Para quien desee que la ley impere de forma legítima, el día 21 será un día crucial en Barcelona. Abonemos la hipótesis de que el gobierno de España no será puesto a los pies de los caballos por la kale borroka independentista y que Pedro Sánchez regresará a Madrid con toda normalidad. Plantear previamente otro escenario no es lo más deseable para quien crea que el encaje de Cataluña es España y que el orden constitucional garantiza los derechos y libertades de los ciudadanos de Cataluña mejor que cualquier otra alternativa que se base en un ilusorio derecho a decidir o en el oasis prospectivo de una república catalana independiente. En tiempos de populismo buenista es poco grato decir que sin orden no hay libertad, pero esa es la cuestión que se impugna por parte del secesionismo encapuchado.

Para el día 21, Torra ha decidido asediar a Sánchez, por muchos amagos de caricia bilateral que se programen. La cuestión es otra: es determinar si el procés ha dejado de ser un elemento político y pasa a ser estrictamente un problema de orden público. ¿Existe otra posible interpretación dado el aliento que Torra y Puigdemont ofrecen a la disrupción callejera a pesar de los posicionamientos adversos de ERC y la exConvergència? La más mínima objeción a que el Consejo de Ministros se celebre en Barcelona está dando pie a una situación límite. De entrada, lo menos importante es el efecto que eso vaya a tener en la futura cualificación electoral del gobierno de Pedro Sánchez. En realidad, el gran desafío es el intento de alterar el orden constitucional porque el gobierno de España tiene, según respaldan las leyes en toda lógica, la facultad de reunirse en donde le parezca oportuno.

En este caso, si el Consejo de Ministros en Barcelona correspondía a la secuencia argumental de una aproximación dialogada entre la Moncloa y la Generalitat de Quim Torra estamos ante el horizonte de un desacato porque la Generalitat prefiere jugar al escondite con la formalidad institucional hasta el punto de que se pueda interpretar como un grave menosprecio a la soberanía configurada por el gobierno de España.
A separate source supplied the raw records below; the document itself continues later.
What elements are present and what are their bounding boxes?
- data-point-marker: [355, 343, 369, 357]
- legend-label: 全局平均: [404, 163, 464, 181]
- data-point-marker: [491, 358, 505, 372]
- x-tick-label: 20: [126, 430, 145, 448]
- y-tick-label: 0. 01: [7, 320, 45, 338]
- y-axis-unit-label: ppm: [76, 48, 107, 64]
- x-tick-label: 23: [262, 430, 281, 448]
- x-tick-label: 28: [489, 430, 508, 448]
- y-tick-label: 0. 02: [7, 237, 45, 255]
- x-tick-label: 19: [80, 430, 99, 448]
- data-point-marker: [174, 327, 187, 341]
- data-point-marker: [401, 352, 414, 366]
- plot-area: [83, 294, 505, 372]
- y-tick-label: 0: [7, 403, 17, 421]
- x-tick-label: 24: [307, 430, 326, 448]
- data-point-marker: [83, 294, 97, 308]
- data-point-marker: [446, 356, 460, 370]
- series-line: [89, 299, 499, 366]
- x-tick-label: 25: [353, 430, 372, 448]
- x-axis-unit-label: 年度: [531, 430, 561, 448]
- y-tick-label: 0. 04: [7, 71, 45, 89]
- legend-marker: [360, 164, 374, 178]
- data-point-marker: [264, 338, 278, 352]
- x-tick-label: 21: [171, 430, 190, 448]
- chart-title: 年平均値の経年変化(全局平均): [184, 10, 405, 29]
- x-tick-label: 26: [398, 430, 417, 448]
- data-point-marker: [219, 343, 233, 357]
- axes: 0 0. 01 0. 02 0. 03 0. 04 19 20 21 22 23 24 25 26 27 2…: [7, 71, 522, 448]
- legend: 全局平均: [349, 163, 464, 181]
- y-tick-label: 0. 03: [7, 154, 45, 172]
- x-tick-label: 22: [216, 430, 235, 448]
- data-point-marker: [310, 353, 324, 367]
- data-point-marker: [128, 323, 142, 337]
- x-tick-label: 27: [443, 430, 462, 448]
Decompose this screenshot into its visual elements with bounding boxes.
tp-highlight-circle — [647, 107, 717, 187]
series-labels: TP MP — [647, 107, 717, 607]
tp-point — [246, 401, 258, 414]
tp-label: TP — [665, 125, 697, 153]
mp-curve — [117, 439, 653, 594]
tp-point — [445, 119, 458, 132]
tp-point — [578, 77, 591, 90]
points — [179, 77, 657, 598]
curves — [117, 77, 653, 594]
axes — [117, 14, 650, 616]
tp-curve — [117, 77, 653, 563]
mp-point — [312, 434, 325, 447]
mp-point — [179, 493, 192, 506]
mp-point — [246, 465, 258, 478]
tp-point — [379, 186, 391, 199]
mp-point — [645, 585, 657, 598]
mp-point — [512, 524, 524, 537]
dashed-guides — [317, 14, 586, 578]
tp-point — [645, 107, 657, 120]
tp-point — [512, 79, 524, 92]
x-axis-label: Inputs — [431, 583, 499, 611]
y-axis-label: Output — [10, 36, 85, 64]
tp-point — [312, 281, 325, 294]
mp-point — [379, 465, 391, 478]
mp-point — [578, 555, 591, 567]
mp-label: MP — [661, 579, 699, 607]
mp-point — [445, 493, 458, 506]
De otra parte, ni Torra ni Puigdemont puede garantizar que no haya impedimentos violentos –de alta o baja intensidad– en la concreción del Consejo de Ministros en Barcelona. Eso dejaría a Pedro Sánchez en el crudo dilema de suspender de una u otra forma la autonomía de Cataluña o minimizar los efectos de la resistencia secesionista. En ambos casos, la consecuencia puede ser un avance electoral. Si Torra consigue asediar a Pedro Sánchez, la estabilidad institucional va a experimentar un espasmo intenso. El procés se convertirá definitivamente en un problema de orden público enquistado en la gobernabilidad de España y en la cotidianeidad de la ciudadanía de Cataluña.